Roosevelt quickly replies there is "no difficulty whatsoever" over the Kurils and southern Sakhalin. As to Dairen, it ought to be a free port.
Stalin remarks the Russians won't be "difficult." He has no objections to "an internationalized port." But what about the Manchurian railways?
Roosevelt has two plans ready: the railways might be leased by the Russians, or jointly operated by Russia and China.
Stalin says slyly that without such concessions "it would be difficult ... to explain to the Soviet people why Russia was entering the war against Japan ... a country with which they had no great trouble."
Roosevelt several times explains that he has not consulted Chiang Kaishek.
Stalin says that "it would be well to leave here with these conditions set forth in writing, agreed to by the three powers."
Roosevelt unhesitatingly thinks "this could be done."
Thus Stalin had his prize in hand. Two days later Molotov handed to Harriman a draft of Stalin's political conditions. With Roosevelt's approval Harriman suggested some changes. Most important: Port Arthur should be internationalized. Stalin came personally to Harriman, and what followed is reported by Harriman:
"[Stalin] said that he was entirely willing to have Dairen a freeport under international control, but that Port Arthur was different. It was to be a Russian naval base, and therefore Russia required a lease. I suggested to Marshal Stalin that he take the opportunity to discuss this matter at once with the President, which he thereupon did.

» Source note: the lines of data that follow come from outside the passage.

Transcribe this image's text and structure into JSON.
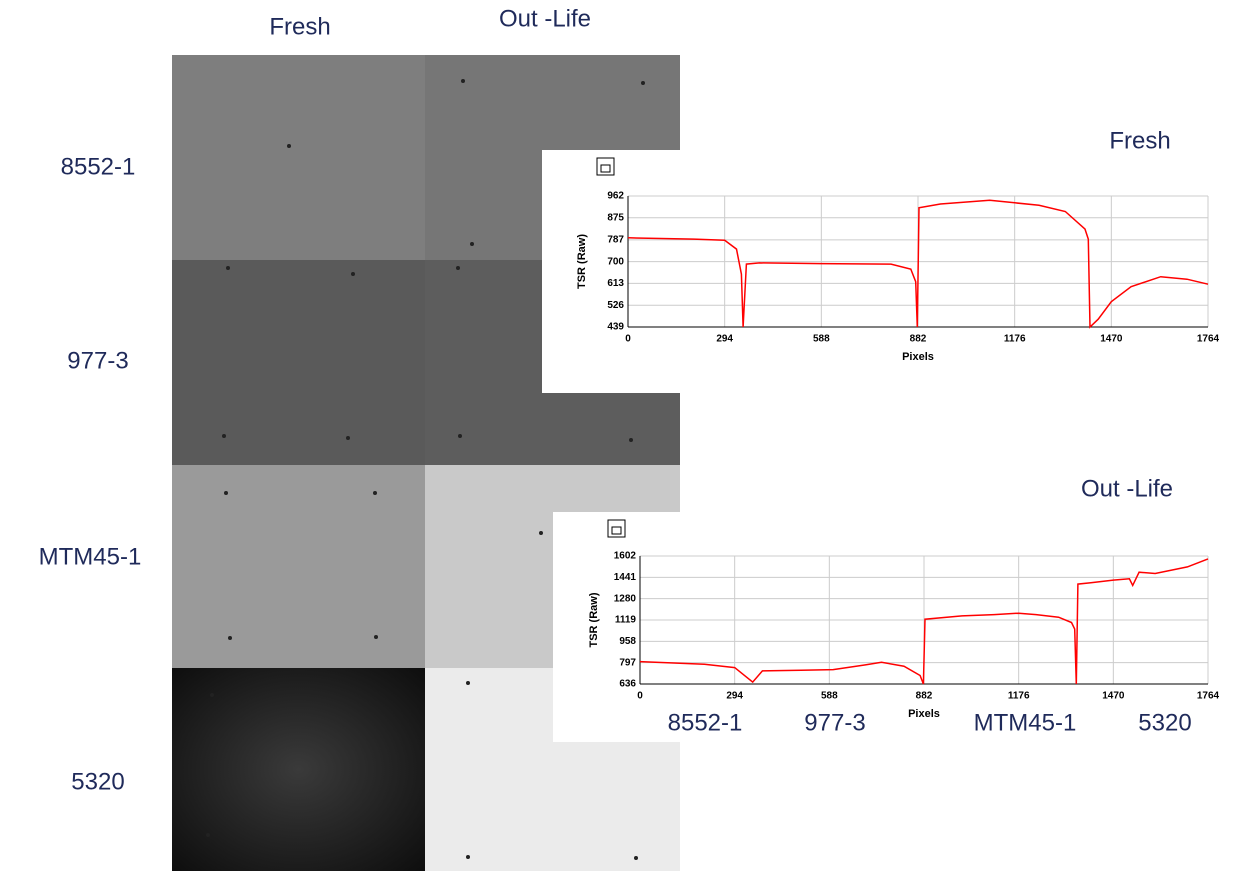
{
  "column_headers": [
    "Fresh",
    "Out -Life"
  ],
  "row_labels": [
    "8552-1",
    "977-3",
    "MTM45-1",
    "5320"
  ],
  "chart_data": [
    {
      "type": "line",
      "title": "Fresh",
      "y_label": "TSR (Raw)",
      "x_label": "Pixels",
      "x": [
        0,
        200,
        294,
        330,
        345,
        350,
        360,
        400,
        588,
        800,
        860,
        875,
        880,
        885,
        950,
        1100,
        1176,
        1250,
        1330,
        1390,
        1400,
        1405,
        1430,
        1470,
        1530,
        1620,
        1700,
        1764
      ],
      "series": [
        {
          "name": "TSR",
          "color": "#ff0000",
          "values": [
            795,
            790,
            785,
            750,
            650,
            439,
            690,
            695,
            692,
            690,
            670,
            620,
            439,
            915,
            930,
            945,
            935,
            925,
            900,
            830,
            790,
            439,
            470,
            540,
            600,
            640,
            630,
            610
          ]
        }
      ],
      "xlim": [
        0,
        1764
      ],
      "xticks": [
        0,
        294,
        588,
        882,
        1176,
        1470,
        1764
      ],
      "ylim": [
        439,
        962
      ],
      "yticks": [
        439,
        526,
        613,
        700,
        787,
        875,
        962
      ],
      "grid": true
    },
    {
      "type": "line",
      "title": "Out -Life",
      "y_label": "TSR (Raw)",
      "x_label": "Pixels",
      "x": [
        0,
        200,
        294,
        350,
        380,
        500,
        600,
        700,
        750,
        820,
        870,
        880,
        885,
        1000,
        1100,
        1176,
        1230,
        1300,
        1340,
        1350,
        1355,
        1360,
        1400,
        1470,
        1520,
        1530,
        1550,
        1600,
        1700,
        1764
      ],
      "series": [
        {
          "name": "TSR",
          "color": "#ff0000",
          "values": [
            805,
            785,
            760,
            650,
            735,
            740,
            745,
            780,
            800,
            770,
            700,
            636,
            1125,
            1150,
            1160,
            1170,
            1160,
            1140,
            1100,
            1050,
            636,
            1390,
            1400,
            1420,
            1430,
            1380,
            1480,
            1470,
            1520,
            1580
          ]
        }
      ],
      "xlim": [
        0,
        1764
      ],
      "xticks": [
        0,
        294,
        588,
        882,
        1176,
        1470,
        1764
      ],
      "ylim": [
        636,
        1602
      ],
      "yticks": [
        636,
        797,
        958,
        1119,
        1280,
        1441,
        1602
      ],
      "grid": true,
      "annotations": [
        "8552-1",
        "977-3",
        "MTM45-1",
        "5320"
      ]
    }
  ]
}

The President agreed to Marshal Stalin's revised proposal. . .
"The President asked . . . whether Stalin wished the President to take [these matters] up with the Generalissimo (Chiang Kai-shek],
"Marshal Stalin replied that as he was an interested party he would prefer to have the President do it ..."
Not once do the records show Roosevelt arguing on behalf of China's independence, or making the point of China's need for Manchuria's industrial production. There was no hint of the long American recognition of China's independence as the key to stability in Asia. Stalin, in the imperialist tradition of the czars, remembered Port Arthur; Roosevelt forgot John Hay and the Open Door.
The U.S. copy of the agreement was kept in a secret White House file by Admiral Leahy. The President said not a word about it, even to his special adviser, Jimmy Byrnes, who denied six months after he became Secretary of State that such a paper existed.
Sequel. The President did not live to see Chiang Kai-shek's concurrence. But it was given, angrily yet inevitably. The Sino-Soviet treaties with all of Stalin's demands in Manchuria and Outer Mongolia were signed Aug. 14, 1945--the day Japan surrendered. In return for Chiang's concurrence, Stalin recognized Chinese sovereignty over Manchuria, promised Chiang military and economic aid.
Instead, over the next four years, Stalin blocked Nationalist China's return to Manchuria; Stalin armed and otherwise abetted the Chinese Communists as they built up a decisive army in Manchuria; Stalin looted Manchuria of $2 billion worth of Japanese industrial equipment on which Chiang had counted for China's economic uplift. Then, in late 1949, two days after Mao Tse-tung proclaimed the Chinese Communist state, Stalin withdrew formal recognition from Chiang and gave it to his longtime Chinese protege.